Proje alanının batı kısmı, Büyük Menderes ve alanı ile birleştirilmesi düşünülen alanı kapsamaktadır.

Bu alanın içinde Anadolu’daki önemli keşiflerden biri sayılan Suratkaya’da bulunan Hitit Yazıtları, Bizans kaleleri, sekiz bin yıllık kaya resimleri, savunma yapıları, surlar, antik yerleşim alanları gibi pekçok kültür varlığı bulunmaktadır. Bahse konu olan bölgede keşfedilmesi gereken birçok kültür varlığının olduğu bilinmektedir. Bunların araştırılması için bile on yıllar sürecek bir zaman dilimine ihtiyaç vardır.

Bölge halkının en önemli geçim kaynakları olan Fıstık çamı tarımı, arıcılık, zeytincilik ve hayvancılık yüzyıllardır geleneksel bir şekilde yapılmaktadır. Bu RES projesinin gerçekleşmesi halinde, başta yöre insanları olmak üzere coğrafya olumsuz yönde etkilenecektir. Doğal hayat büyük zarar görecek, doğal ve kültürel kaynak değerleri açısından eşsiz özelliklere sahip, gelecekte önemli bir turizm alanına dönüşecek bölge büyük tahribata uğrayacaktır.

Zaten birçok bölge maden faaliyetleri nedeniyle delik deşik edilmiş vaziyette olup, bakir kalmış böylesine ait değerli bir alanın bozulmasına izin verilmemelidir. Sadece bir kısmı değil, bütün Latmos coğrafyası Milli Park ilan edilmelidir. Sadece bir kısmı ile yetinmek doğru değildir. İşin doğrusu ülkemizin tüm değerlerini korumak bizim boynumuzun borcudur. Millet olarak doların yeşilini değil, doğanın yeşiline sahip çıkmalı, onun için mücadele etmeliyiz. Yoksa yarın çok geç kalabilir, bizden sonraki nesillere kötü bir miras bırakırız. Daha çok para kazanma hırsıyla yanıp tutuşan şirketlere, bu şirketlerin yolunu açmak için her yolu deneyen bürokrasiye artık dur deme zamanı gelmiştir. Şirketler ve bunlatın yandaşları hiç bir korkusu olmadan hareket etmekte, tüm değerlerimizi üç kuruş kazanmak için gözlerini bile kırpmamaktadır.
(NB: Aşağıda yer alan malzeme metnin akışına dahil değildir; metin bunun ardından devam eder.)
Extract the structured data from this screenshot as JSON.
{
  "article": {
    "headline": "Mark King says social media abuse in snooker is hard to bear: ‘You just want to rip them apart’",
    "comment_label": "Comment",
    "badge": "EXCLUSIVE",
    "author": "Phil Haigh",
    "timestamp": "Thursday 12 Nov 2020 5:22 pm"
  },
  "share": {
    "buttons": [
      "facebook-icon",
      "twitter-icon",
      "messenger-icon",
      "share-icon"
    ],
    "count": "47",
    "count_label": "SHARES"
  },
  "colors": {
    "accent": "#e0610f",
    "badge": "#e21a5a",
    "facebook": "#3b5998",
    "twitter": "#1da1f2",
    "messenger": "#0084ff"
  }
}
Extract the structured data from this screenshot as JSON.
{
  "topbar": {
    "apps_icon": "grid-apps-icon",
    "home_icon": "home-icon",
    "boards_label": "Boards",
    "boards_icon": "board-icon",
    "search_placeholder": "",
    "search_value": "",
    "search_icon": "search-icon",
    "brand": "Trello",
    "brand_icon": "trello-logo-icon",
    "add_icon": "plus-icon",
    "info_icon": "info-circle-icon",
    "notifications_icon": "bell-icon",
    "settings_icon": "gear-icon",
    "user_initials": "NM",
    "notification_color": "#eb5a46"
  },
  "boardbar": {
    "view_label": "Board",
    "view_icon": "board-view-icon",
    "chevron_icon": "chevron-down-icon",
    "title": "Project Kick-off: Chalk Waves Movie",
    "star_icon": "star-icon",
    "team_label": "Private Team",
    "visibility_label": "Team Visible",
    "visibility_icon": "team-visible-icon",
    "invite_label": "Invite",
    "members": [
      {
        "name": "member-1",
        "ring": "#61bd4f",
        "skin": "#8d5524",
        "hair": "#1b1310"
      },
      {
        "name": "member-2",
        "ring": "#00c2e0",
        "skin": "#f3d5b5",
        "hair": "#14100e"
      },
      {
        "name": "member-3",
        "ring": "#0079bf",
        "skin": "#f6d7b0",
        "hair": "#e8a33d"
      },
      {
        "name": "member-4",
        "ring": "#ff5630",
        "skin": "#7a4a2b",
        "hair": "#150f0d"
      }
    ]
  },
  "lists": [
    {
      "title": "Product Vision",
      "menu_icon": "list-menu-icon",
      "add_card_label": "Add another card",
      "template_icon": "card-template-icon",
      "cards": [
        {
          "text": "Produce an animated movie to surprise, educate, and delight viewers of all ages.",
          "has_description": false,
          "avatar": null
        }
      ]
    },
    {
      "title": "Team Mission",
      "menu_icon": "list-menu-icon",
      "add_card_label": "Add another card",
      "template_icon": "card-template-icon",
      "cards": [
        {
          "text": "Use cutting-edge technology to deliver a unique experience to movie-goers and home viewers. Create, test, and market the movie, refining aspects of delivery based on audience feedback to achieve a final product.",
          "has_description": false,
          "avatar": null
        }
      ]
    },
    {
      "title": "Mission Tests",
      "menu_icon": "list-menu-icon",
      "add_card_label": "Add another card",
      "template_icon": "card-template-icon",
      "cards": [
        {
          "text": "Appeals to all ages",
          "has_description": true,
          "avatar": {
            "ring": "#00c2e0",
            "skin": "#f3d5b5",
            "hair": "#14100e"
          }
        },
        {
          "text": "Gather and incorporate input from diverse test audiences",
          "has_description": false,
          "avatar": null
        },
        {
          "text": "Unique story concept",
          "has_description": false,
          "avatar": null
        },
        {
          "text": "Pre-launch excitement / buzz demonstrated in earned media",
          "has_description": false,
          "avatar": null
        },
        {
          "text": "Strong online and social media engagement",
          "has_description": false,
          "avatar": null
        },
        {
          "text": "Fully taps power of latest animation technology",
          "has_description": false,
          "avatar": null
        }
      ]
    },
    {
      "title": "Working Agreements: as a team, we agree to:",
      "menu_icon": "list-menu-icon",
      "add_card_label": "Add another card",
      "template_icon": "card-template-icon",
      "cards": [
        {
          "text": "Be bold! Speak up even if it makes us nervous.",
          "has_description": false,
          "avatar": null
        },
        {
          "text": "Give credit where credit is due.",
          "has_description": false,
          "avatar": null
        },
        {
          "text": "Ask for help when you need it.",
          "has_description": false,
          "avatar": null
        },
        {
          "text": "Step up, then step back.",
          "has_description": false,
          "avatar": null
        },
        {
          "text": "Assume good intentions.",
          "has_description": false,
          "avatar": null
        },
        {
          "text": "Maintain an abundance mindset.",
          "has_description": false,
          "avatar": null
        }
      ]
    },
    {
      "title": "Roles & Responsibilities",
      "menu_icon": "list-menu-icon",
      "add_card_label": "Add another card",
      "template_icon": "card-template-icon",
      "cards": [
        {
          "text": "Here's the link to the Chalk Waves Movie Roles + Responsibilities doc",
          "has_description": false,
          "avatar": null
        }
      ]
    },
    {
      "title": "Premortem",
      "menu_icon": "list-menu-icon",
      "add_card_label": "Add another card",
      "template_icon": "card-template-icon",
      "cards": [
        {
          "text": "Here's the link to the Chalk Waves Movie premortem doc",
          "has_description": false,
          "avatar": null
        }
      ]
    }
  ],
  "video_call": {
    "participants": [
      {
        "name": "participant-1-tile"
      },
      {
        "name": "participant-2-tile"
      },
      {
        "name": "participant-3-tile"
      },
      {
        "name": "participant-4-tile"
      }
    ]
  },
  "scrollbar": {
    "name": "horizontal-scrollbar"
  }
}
Nedense Latmos Bölgesi konusunda sorumlu olan Muğla ve Aydın illerinin yerel yönetimlerinden, merkezi yönetimin temsilcilerinden, burada yaşayan odalardan, borsalardan, derneklerden ses çıkmıyor. Sadece konuya duyarlı birkaç demokratik kitle örgütü çabalıyor, o kadar. Burada yaşayan halka hizmet için gelenler nerde? Gücünü Anayasa ve kanunlardan alan ve asli görevi doğal ve tarihi çevreyi korumak olan ilgililer nerde? Hiç mi sorumluluk duygunuz yok, hiç mi vicdanınız yok? Artık bir şeyle yapma ve bölgeyi koruma zamanı gelmedi mi?